Renewables share in German district heating rises to 17.8%
Clean Energy Wire
The share of renewables in Germany's district heating rose to 17.8 percent last year from 7.8 percent ten years ago, according to the country's utility association BDEW. In total, 126 billion kilowatt hours of heat were generated for long-distance heating in the country last year, thereof 22 billion kWh from renewables. Biomass had a share of 9.4 percent with 11.8 billion kWh, while 9.6 billion kWh were made with biogenic municipal waste (7.6 %), and 1 billion kWh (0.8 %) using geothermal and solar thermal installations.

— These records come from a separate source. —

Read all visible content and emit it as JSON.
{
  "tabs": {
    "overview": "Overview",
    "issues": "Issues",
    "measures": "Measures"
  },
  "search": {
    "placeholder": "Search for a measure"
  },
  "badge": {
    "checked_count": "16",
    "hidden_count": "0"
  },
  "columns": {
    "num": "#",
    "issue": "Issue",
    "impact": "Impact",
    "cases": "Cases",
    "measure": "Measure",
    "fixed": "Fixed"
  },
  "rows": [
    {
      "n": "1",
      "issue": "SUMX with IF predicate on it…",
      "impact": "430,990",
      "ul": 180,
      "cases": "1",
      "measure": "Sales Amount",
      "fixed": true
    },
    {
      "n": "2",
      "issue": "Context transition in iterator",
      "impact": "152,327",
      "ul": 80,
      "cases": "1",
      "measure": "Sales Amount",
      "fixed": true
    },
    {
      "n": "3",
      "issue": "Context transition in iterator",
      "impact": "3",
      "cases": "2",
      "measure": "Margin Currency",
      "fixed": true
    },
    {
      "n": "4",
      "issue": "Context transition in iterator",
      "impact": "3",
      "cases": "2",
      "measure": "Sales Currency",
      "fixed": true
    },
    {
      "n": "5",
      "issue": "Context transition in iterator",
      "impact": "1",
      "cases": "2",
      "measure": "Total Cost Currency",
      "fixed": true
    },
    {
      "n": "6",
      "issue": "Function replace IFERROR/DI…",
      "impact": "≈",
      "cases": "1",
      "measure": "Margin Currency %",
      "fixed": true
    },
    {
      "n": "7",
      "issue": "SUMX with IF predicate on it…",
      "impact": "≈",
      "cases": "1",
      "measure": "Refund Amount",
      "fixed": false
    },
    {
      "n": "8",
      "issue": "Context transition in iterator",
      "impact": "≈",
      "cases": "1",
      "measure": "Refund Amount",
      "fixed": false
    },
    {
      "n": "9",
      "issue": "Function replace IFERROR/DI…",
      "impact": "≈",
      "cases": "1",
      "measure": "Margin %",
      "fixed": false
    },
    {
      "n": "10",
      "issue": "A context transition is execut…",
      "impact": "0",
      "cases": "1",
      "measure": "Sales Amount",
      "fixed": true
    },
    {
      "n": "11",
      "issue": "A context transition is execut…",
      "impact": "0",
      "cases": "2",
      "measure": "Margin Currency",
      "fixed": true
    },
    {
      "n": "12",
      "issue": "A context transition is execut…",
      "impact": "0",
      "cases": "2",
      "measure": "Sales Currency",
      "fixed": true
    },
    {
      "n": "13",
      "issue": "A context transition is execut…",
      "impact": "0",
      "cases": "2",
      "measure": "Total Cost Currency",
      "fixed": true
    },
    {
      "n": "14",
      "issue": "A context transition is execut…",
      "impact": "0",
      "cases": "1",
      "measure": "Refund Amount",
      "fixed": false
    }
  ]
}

District heating contributes significantly to the urban heat transition, given that the renewable share in cities' entire heat supply is only in the low single-digit percentage range, BDEW said. "In heat supply, CO2 emissions can be saved by increasingly green district heating," BDEW head Kerstin Andreae said. "Especially in urban regions, there are opportunities for climate action, as there is often a lack of the necessary space to generate renewable heat directly on site."
Heating has taken a back seat to the German energy transition's poster child, the power sector. But a transition towards renewables in the sector is essential to cut emissions and reach climate neutrality. Key to the transition is phasing out fossil-fuelled heating in nearly 22 million buildings. German homes remain fossil energy guzzlers: Nearly two thirds still heat with fossil fuels, and most of them also need to be modernised to lower energy demand.